La marine était restée le parent
pauvre de l’armée face au budget de la force aérienne. Mais Israël a changé sa
stratégie. Le problème iranien a en effet incité Benjamin Netanyahou à augmenter
les investissements dans la marine, tenté
en cela par le rabais de 30% consenti par Angela Merkel sur le prix initial du
sous-marin. En effet, la menace n’est plus locale mais internationale tandis
que les origines des conflits sont de plus en plus géographiquement éloignées.
Révision stratégique
L’ancien ministre de la défense, Ehud Barak, piètre
politique certes, a cependant joué un rôle clé pour imposer la révision des
investissements à destination de la marine. Il avait tenu compte des
recommandations du professeur Efraim Inbar, directeur du centre d’études
stratégiques de l’université Bar-Ilan, qui avait
attiré l’attention des autorités sur le risque que faisaient courir les
révolutions arabes sur la liberté de circulation des navires israéliens. Il avait
rappelé que les échanges maritimes israéliens pèsent pour 90% dans les
échanges internationaux. Les stratèges militaires se sont alors penchés sur les
voies maritimes sous contrôle arabe ou islamique ; le canal de Suez et les
détroits de Bab Al-Mandeb, d'Ormuz et du Bosphore prirent alors une importance
stratégique pour Israël. Une intervention des groupes djihadistes contre les
navires israéliens devenait fortement probable et il n’était pas question pour Tsahal
de sous-traiter aux Occidentaux la sécurisation de sa flotte civile.

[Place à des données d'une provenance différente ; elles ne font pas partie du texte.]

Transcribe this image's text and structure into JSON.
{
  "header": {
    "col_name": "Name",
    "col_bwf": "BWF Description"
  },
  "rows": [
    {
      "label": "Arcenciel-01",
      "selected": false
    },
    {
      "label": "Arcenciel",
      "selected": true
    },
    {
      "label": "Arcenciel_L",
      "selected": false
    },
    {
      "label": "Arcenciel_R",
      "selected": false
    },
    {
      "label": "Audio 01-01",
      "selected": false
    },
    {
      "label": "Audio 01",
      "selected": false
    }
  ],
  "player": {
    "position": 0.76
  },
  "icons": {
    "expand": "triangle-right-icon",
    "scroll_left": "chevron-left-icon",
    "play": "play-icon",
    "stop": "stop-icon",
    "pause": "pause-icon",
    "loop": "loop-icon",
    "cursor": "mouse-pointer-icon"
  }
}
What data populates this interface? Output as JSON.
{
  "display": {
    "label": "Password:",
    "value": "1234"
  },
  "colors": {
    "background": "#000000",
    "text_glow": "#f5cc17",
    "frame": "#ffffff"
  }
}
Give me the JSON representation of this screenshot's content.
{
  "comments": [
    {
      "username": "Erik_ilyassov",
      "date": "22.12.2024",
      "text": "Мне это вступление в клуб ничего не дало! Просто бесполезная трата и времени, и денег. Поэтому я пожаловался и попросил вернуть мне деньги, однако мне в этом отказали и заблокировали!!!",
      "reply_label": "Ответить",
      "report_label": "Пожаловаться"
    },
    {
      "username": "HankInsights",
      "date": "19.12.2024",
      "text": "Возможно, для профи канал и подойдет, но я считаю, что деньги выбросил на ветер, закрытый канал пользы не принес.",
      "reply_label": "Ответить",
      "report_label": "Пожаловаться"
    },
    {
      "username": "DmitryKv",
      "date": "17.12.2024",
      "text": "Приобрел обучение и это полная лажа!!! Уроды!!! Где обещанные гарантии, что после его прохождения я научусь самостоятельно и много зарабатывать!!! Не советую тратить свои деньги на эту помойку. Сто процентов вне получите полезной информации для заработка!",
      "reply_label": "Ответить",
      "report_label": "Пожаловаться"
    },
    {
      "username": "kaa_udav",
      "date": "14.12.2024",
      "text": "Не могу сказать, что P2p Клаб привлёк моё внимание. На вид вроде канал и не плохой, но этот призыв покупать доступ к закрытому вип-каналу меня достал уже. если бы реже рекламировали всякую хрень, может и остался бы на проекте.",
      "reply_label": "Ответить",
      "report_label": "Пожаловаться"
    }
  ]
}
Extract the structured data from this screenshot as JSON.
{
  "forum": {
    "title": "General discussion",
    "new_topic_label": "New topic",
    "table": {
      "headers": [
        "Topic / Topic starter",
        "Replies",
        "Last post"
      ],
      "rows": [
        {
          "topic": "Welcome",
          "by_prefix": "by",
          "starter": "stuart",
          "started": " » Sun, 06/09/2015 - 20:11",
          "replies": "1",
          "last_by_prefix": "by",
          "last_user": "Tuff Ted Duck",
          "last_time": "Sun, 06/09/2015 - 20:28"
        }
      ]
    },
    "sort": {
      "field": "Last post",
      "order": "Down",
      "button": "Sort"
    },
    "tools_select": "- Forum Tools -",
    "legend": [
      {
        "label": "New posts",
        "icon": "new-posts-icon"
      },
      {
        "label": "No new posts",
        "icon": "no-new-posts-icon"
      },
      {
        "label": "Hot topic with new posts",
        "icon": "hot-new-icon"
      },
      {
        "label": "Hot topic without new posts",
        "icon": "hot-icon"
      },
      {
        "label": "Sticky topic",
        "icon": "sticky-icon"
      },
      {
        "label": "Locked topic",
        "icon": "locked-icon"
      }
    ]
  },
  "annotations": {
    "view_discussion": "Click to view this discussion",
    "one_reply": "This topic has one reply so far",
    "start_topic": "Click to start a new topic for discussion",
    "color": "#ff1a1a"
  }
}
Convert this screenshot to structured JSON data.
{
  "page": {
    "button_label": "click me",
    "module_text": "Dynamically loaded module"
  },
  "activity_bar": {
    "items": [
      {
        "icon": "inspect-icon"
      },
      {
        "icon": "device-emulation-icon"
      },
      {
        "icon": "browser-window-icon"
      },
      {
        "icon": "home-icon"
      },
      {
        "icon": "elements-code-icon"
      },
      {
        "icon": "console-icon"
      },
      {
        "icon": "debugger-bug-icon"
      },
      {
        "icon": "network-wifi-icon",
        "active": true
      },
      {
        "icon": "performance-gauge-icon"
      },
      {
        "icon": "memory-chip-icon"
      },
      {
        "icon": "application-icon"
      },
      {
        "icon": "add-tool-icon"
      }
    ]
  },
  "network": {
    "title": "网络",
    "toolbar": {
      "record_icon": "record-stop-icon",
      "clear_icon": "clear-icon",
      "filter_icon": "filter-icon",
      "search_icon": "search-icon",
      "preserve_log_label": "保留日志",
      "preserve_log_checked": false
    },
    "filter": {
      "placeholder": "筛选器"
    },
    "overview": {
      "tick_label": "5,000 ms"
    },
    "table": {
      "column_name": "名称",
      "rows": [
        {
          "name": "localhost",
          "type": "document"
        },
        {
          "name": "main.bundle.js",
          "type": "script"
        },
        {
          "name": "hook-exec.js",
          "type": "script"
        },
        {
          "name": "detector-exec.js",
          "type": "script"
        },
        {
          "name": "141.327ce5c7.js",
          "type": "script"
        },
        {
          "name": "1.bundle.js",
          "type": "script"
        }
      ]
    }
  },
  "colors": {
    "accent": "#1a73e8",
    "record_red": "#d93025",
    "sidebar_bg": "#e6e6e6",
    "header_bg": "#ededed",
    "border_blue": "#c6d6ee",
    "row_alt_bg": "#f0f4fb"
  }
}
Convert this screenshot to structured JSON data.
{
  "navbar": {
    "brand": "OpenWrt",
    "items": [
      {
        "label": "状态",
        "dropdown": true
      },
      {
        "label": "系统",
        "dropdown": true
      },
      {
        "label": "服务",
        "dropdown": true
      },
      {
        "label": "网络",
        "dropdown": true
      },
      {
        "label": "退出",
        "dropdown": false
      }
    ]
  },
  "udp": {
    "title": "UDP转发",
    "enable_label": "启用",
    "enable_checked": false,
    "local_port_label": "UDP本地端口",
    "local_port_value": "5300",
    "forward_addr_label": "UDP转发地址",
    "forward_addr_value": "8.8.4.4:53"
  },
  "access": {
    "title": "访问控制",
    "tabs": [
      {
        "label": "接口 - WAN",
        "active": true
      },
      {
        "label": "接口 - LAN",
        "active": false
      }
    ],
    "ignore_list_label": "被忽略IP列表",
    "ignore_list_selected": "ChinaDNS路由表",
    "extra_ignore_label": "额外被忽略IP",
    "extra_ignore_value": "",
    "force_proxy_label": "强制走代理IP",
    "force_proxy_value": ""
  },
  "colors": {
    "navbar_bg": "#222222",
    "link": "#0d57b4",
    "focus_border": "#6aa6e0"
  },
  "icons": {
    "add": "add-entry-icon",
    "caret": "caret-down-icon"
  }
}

Un nouvel élément a justifié la
décision gouvernementale. L’exploitation off-shore du gaz israélien au large de Haïfa
impose une surveillance accrue du site avec le développement des patrouilles
maritimes devant intervenir loin des frontières du pays. Or le Hezbollah, qui
maintient la pression sur Israël, a laissé entendre qu’il pourrait cibler les
gisements de gaz en cas de conflit ouvert.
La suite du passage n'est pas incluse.